Observability Software#

Base Command Manager Monitoring#

NVIDIA Mission Control utilizes NVIDIA Base Command Manager’s built-in monitoring infrastructure for comprehensive system observability. This guide assumes administrators are familiar with BCM monitoring concepts, including metrics collection, measurable definitions, trigger and alert configurations, and health checks.

For detailed coverage of observability and monitoring in Base Command Manager, administrators should refer directly to:

Base Command Manager (BCM) Administrator Guide:

Monitoring Cluster Devices (Section 10)
Metrics, Health Checks, Enummetrics, and Actions (Appendix G)

For customizing monitoring alerts, health checks, and related configurations, consult these sections before proceeding.

Prometheus and Grafana#

Validate metric collection using Grafana#

Grafana should be available on your head node listening on HTTPS on the /grafana page.
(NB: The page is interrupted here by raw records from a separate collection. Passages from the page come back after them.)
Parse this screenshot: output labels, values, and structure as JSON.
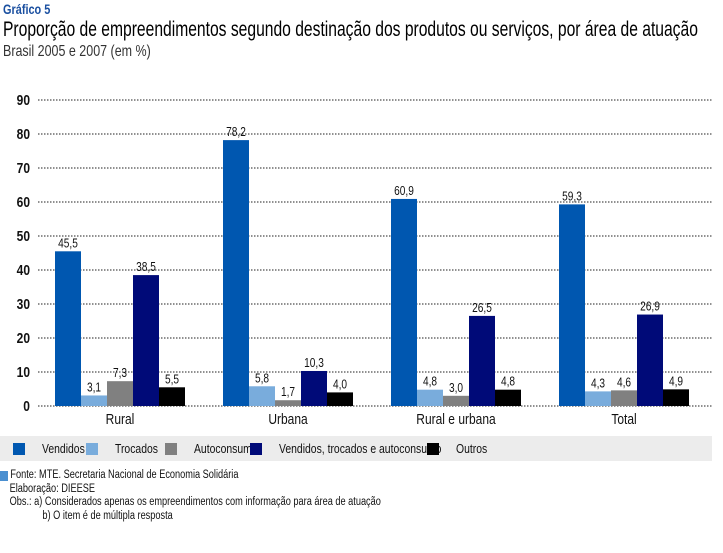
{
  "header": {
    "label": "Gráfico 5",
    "title": "Proporção de empreendimentos segundo destinação dos produtos ou serviços, por área de atuação",
    "subtitle": "Brasil 2005 e 2007 (em %)"
  },
  "chart_data": {
    "type": "bar",
    "title": "Proporção de empreendimentos segundo destinação dos produtos ou serviços, por área de atuação",
    "subtitle": "Brasil 2005 e 2007 (em %)",
    "xlabel": "",
    "ylabel": "",
    "ylim": [
      0,
      90
    ],
    "yticks": [
      0,
      10,
      20,
      30,
      40,
      50,
      60,
      70,
      80,
      90
    ],
    "grid": true,
    "legend_position": "bottom",
    "categories": [
      "Rural",
      "Urbana",
      "Rural e urbana",
      "Total"
    ],
    "series": [
      {
        "name": "Vendidos",
        "color": "#0057b0",
        "values": [
          45.5,
          78.2,
          60.9,
          59.3
        ],
        "labels": [
          "45,5",
          "78,2",
          "60,9",
          "59,3"
        ]
      },
      {
        "name": "Trocados",
        "color": "#79acdc",
        "values": [
          3.1,
          5.8,
          4.8,
          4.3
        ],
        "labels": [
          "3,1",
          "5,8",
          "4,8",
          "4,3"
        ]
      },
      {
        "name": "Autoconsumo",
        "color": "#808080",
        "values": [
          7.3,
          1.7,
          3.0,
          4.6
        ],
        "labels": [
          "7,3",
          "1,7",
          "3,0",
          "4,6"
        ]
      },
      {
        "name": "Vendidos, trocados e autoconsumo",
        "color": "#000a78",
        "values": [
          38.5,
          10.3,
          26.5,
          26.9
        ],
        "labels": [
          "38,5",
          "10,3",
          "26,5",
          "26,9"
        ]
      },
      {
        "name": "Outros",
        "color": "#000000",
        "values": [
          5.5,
          4.0,
          4.8,
          4.9
        ],
        "labels": [
          "5,5",
          "4,0",
          "4,8",
          "4,9"
        ]
      }
    ]
  },
  "notes": {
    "source": "Fonte: MTE. Secretaria Nacional de Economia Solidária",
    "elaboration": "Elaboração: DIEESE",
    "obs_label": "Obs.:",
    "obs_a": "a) Considerados apenas os empreendimentos com informação para área de atuação",
    "obs_b": "b) O item é de múltipla resposta"
  }
}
By default, the administrative account is admin with password prom-operator.

Once authenticated, click on Explore on the left. Once in the Explore interface, set the query editor to code and query the metric memorytotal.

Grafana explore interface showing memorytotal query

BCM provides many metrics out of the box, you can find a list of these in Grafana by using the Metric browser selecting all metrics which include the label job with the value external-bcmexporter.

Grafana metric browser showing BCM metrics

This can also be found by inspecting the output of the BCM Prometheus exporter endpoint. Here using curl with some light processing.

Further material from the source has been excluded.